De Bello Niveadomensis

A "guerra" ao tráfico no Rio de Janeiro tem gerado reações extremadas que, de par a par, me incomodam um pouco. Que a reação (amplamente majoritária) de aplauso à guerra, com direito a muita gente lamentar que não tenha havido um massacre, me incomode parece óbvio; aliás, que incomode qualquer pessoa com um pingo de humanidade e um tanto menos de medo. E quando falo de gente lamentar que não tenha havido um massacre, estou dizendo que muita, mas muita gente mesmo me disse coisas como "deviam ter lançado uma granada naquela fila de bandido saindo da Vila Cruzeiro" ou "deviam ter usado a metralhadora do tanque e feito carne moída de traficante."

Parêntese: as pessoas que falaram o segundo absurdo incorrem além do mais num erro bastante comum entre quem não tem experiência direta da guerra moderna; subestimam drasticamente o poder destrutivo de armas de guerra. Se você ligar uma ma deuce .50 no meio de uma favela, avise o IBGE para só fazer o censo depois, porque a conta populacional vai mudar. Um blindado leve como o ACAV usado no Alemão pode levar tiros de fuzil, que atravessam paredes de prédios, literalmente por anos sem incomodar quem está dentro (fora o barulhinho de martelinho na lataria), e uma .50 fura ele.
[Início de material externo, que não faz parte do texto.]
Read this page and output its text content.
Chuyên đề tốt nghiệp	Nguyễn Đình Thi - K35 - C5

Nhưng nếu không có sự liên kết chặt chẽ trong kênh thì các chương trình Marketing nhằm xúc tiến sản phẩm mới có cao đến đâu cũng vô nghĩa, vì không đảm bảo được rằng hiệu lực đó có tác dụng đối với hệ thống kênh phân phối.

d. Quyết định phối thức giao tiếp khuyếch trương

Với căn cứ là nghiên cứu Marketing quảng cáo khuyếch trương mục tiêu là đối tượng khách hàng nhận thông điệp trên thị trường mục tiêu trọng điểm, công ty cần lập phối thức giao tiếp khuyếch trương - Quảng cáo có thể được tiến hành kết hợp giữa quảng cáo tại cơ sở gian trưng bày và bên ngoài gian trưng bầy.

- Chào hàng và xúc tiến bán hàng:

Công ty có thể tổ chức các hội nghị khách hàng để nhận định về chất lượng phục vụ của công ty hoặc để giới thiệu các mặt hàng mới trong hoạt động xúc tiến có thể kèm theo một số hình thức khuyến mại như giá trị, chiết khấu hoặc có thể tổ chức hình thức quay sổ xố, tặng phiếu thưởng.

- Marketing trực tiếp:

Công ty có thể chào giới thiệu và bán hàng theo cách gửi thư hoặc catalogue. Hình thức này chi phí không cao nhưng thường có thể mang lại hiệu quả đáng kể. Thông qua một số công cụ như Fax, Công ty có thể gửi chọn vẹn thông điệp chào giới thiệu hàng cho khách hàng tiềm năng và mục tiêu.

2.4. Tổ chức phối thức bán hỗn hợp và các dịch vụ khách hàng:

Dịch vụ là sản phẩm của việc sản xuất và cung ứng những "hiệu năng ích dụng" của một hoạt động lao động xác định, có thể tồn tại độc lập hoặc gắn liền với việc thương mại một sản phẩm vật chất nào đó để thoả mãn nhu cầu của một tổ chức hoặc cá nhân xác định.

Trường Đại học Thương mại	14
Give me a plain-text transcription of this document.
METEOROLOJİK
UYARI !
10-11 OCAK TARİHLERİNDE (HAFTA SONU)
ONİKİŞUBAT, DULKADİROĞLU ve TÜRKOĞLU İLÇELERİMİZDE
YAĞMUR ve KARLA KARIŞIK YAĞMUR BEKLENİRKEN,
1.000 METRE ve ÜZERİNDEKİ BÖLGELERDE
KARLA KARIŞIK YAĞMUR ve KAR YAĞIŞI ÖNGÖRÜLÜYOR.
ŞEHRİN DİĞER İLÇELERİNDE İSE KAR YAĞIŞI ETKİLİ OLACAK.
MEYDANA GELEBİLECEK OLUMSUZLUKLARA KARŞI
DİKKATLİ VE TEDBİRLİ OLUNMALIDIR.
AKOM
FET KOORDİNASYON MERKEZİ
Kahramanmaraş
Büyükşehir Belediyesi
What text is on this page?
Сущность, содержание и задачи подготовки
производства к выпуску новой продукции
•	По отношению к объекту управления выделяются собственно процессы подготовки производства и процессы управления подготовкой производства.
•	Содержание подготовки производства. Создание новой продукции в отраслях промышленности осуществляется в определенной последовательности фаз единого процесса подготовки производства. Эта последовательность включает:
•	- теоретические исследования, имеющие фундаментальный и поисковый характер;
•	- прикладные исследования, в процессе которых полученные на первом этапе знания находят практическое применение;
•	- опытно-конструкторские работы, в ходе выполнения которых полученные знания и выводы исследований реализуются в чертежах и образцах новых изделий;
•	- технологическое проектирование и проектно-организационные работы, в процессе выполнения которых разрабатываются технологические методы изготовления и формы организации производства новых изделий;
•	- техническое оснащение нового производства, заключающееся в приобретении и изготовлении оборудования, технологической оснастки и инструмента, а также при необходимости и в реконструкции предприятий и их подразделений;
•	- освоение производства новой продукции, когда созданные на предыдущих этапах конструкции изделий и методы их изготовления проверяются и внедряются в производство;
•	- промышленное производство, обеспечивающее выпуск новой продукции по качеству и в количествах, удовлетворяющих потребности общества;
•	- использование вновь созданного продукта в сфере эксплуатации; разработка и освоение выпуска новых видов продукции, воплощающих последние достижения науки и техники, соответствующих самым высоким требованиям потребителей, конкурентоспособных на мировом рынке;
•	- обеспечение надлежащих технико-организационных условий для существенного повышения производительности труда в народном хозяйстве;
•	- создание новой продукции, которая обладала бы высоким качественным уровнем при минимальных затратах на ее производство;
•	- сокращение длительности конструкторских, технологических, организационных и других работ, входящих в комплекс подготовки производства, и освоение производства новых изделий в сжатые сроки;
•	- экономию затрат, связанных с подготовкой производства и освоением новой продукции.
Mas o outro discurso (que dou graças a Deus por ter ouvido mais do que a média das pessoas no Brasil) também me pareceu falho. Muita gente, inclusive muita gente qualificada como Luiz Eduardo Soares e Marcelo Freixo, tem repetido algumas "obviedades" sobre a guerra ao crime que me parecem que prescindiram da análise sobre o que está acontecendo para falar a resposta-padrão. São comentários sobre a guerra às drogas em geral, e não sobre o que acontece no Rio neste momento. E noves fora isso, alguns deles parecem razoáveis como comentários sobre a guerra às drogas, mas nem isso são. Por exemplo, a idéia de que "o combate ao tráfico deveria se dar nas fronteiras," repetida por quase todo mundo, é uma idéia que parece razoável - como disse o Freixo, "no Alemão não tem plantação de coca nem fábrica de fuzil," mas não é. Deter o contrabando, e o tráfico de drogas é uma versão específica dele, é tarefa inglória em que governo nenhum no mundo conseguiu lograr êxito. Não apenas, nessa versão específica, os EUA não conseguiram deter o tráfico apesar de estenderem suas "fronteiras" até os Andes, mas na Inglaterra do século XVI, estimava-se que dois terços das embarcações no mar da Irlanda e no canal da Mancha eram de contrabandistas, apesar da pena para contrabando ser a forca.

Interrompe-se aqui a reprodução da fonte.